I very much enjoyed James Jones’s Irrational exuberance, a light-hearted piece about his problems in obtaining a mortgage which – amazingly for a modern work! – actually boasted a key signature. The writing had a positively Waltonian vehemence, and some of the scoring even recollected the unfinished sketches which that composer had left for his Third Symphony. Here the political point the writer was trying to make was, unlike the piece by Luke Lewis, immediately perceptible. In his introduction the composer spoke of a “bitterness” in the music, but the effect was more sardonic spiced with Waltonian malice. It appeared that some additional percussion including tuned cowbells (confusingly described at the head of the score as “alto metallophone”) had been added during the workshops, with brought a sense of even greater mayhem to the music. This is an orchestral showpiece which we really should hear again.
Finally we come to yet another politically inspired piece, Michael Parkin’s heartfelt Srebenica. As last year with Gareth Glyn, one is surprised that a well-established composer should feel the necessity to submit a score to a workshop competition of this sort – surely this is the sort of work that the BBC should be scheduling as part of its main programme. Parkin is an experienced composer, and his piece packed a real emotional punch of the sort that eluded his less experienced colleagues; and indeed Srebenica was a far more effective work than his Still life included in last year’s programme. Parkin gracefully accepted the suggestion by Jac van Steen (whose conducting – like the orchestral playing – was always responsive and sympathetic as well as displaying great virtuosity where required) that the piece would benefit from a greater sense of movement as it moved towards its excoriating climax; one wished, for example, that Julia Howell had accepted the same advice.
In Srebenica it was also a delight to hear for once in this programme the strings being given their full head in solidly rich cantilena; for far too much of the time in the other pieces they were simply restricted to colouristic effects, with a plentiful use of artificial harmonics which with the best will in the world were sometimes hit-and-miss affairs, although by the time of the concert they sounded more secure than they had at the beginning of the workshop process. One should not fail to mention the superb playing of Göran Fröst in the solo viola lament during Srebenica, with its clear overtones of Vaughan Williams’s Flos campi.

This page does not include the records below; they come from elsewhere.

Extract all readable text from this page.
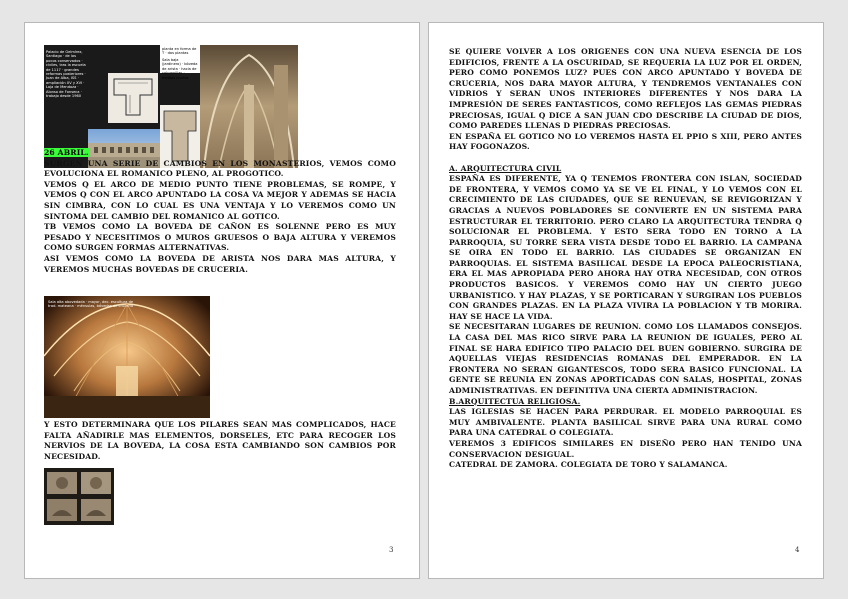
Palacio de Gelmírez, Santiago · de los pocos conservados · civiles, tras la escuela de 1117 · grandes reformas posteriores · Juan de Alba, ISS · ampliación XV y XVI · Loja de Mendoza · Alonso de Fonseca · trabajo desde 1960
planta en forma de T · dos plantas
Sala baja (jardinero) · bóveda de arista · hacia de columnillas · medios puntos

26 ABRIL.

SURGEN UNA SERIE DE CAMBIOS EN LOS MONASTERIOS, VEMOS COMO EVOLUCIONA EL ROMANICO PLENO, AL PROGOTICO.

VEMOS Q EL ARCO DE MEDIO PUNTO TIENE PROBLEMAS, SE ROMPE, Y VEMOS Q CON EL ARCO APUNTADO LA COSA VA MEJOR Y ADEMAS SE HACIA SIN CIMBRA, CON LO CUAL ES UNA VENTAJA Y LO VEREMOS COMO UN SINTOMA DEL CAMBIO DEL ROMANICO AL GOTICO.

TB VEMOS COMO LA BOVEDA DE CAÑON ES SOLENNE PERO ES MUY PESADO Y NECESITIMOS O MUROS GRUESOS O BAJA ALTURA Y VEREMOS COMO SURGEN FORMAS ALTERNATIVAS.

ASI VEMOS COMO LA BOVEDA DE ARISTA NOS DARA MAS ALTURA, Y VEREMOS MUCHAS BOVEDAS DE CRUCERIA.

Sala alta abovedada · mayor, dec. escultura de trad. mateana · ménsulas, bóvedas de crucería

Y ESTO DETERMINARA QUE LOS PILARES SEAN MAS COMPLICADOS, HACE FALTA AÑADIRLE MAS ELEMENTOS, DORSELES, ETC PARA RECOGER LOS NERVIOS DE LA BOVEDA, LA COSA ESTA CAMBIANDO SON CAMBIOS POR NECESIDAD.

3

SE QUIERE VOLVER A LOS ORIGENES CON UNA NUEVA ESENCIA DE LOS EDIFICIOS, FRENTE A LA OSCURIDAD, SE REQUERIA LA LUZ POR EL ORDEN, PERO COMO PONEMOS LUZ? PUES CON ARCO APUNTADO Y BOVEDA DE CRUCERIA, NOS DARA MAYOR ALTURA, Y TENDREMOS VENTANALES CON VIDRIOS Y SERAN UNOS INTERIORES DIFERENTES Y NOS DARA LA IMPRESIÓN DE SERES FANTASTICOS, COMO REFLEJOS LAS GEMAS PIEDRAS PRECIOSAS, IGUAL Q DICE A SAN JUAN CDO DESCRIBE LA CIUDAD DE DIOS, COMO PAREDES LLENAS D PIEDRAS PRECIOSAS.

EN ESPAÑA EL GOTICO NO LO VEREMOS HASTA EL PPIO S XIII, PERO ANTES HAY FOGONAZOS.

A. ARQUITECTURA CIVIL

ESPAÑA ES DIFERENTE, YA Q TENEMOS FRONTERA CON ISLAN, SOCIEDAD DE FRONTERA, Y VEMOS COMO YA SE VE EL FINAL, Y LO VEMOS CON EL CRECIMIENTO DE LAS CIUDADES, QUE SE RENUEVAN, SE REVIGORIZAN Y GRACIAS A NUEVOS POBLADORES SE CONVIERTE EN UN SISTEMA PARA ESTRUCTURAR EL TERRITORIO. PERO CLARO LA ARQUITECTURA TENDRA Q SOLUCIONAR EL PROBLEMA. Y ESTO SERA TODO EN TORNO A LA PARROQUIA, SU TORRE SERA VISTA DESDE TODO EL BARRIO. LA CAMPANA SE OIRA EN TODO EL BARRIO. LAS CIUDADES SE ORGANIZAN EN PARROQUIAS. EL SISTEMA BASILICAL DESDE LA EPOCA PALEOCRISTIANA, ERA EL MAS APROPIADA PERO AHORA HAY OTRA NECESIDAD, CON OTROS PRODUCTOS BASICOS. Y VEREMOS COMO HAY UN CIERTO JUEGO URBANISTICO. Y HAY PLAZAS, Y SE PORTICARAN Y SURGIRAN LOS PUEBLOS CON GRANDES PLAZAS. EN LA PLAZA VIVIRA LA POBLACION Y TB MORIRA. HAY SE HACE LA VIDA.

SE NECESITARAN LUGARES DE REUNION. COMO LOS LLAMADOS CONSEJOS. LA CASA DEL MAS RICO SIRVE PARA LA REUNION DE IGUALES, PERO AL FINAL SE HARA EDIFICO TIPO PALACIO DEL BUEN GOBIERNO. SURGIRA DE AQUELLAS VIEJAS RESIDENCIAS ROMANAS DEL EMPERADOR. EN LA FRONTERA NO SERAN GIGANTESCOS, TODO SERA BASICO FUNCIONAL. LA GENTE SE REUNIA EN ZONAS APORTICADAS CON SALAS, HOSPITAL, ZONAS ADMINISTRATIVAS. EN DEFINITIVA UNA CIERTA ADMINISTRACION.

B.ARQUITECTUA RELIGIOSA.

LAS IGLESIAS SE HACEN PARA PERDURAR. EL MODELO PARROQUIAL ES MUY AMBIVALENTE. PLANTA BASILICAL SIRVE PARA UNA RURAL COMO PARA UNA CATEDRAL O COLEGIATA.

VEREMOS 3 EDIFICOS SIMILARES EN DISEÑO PERO HAN TENIDO UNA CONSERVACION DESIGUAL.

CATEDRAL DE ZAMORA. COLEGIATA DE TORO Y SALAMANCA.

4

But the main problem with many of the scores in the workshops was the feeling that the younger composers were experimenting with effects for their own sake, without making use of the wider range of sounds that an orchestra can legitimately supply. This has indeed been a problem with many of the selected scores over the last three years during which I have been attending these events, where the selection has appeared to focus on experiment rather than more traditionally based orchestral techniques. The results, although sometimes fascinating, have also sometimes bordered on the bizarre. What we really need is to hear more works of the calibre of the Parkin piece included in the programmes, if indeed this is the only way in which we are going to be able to encounter this superlative music.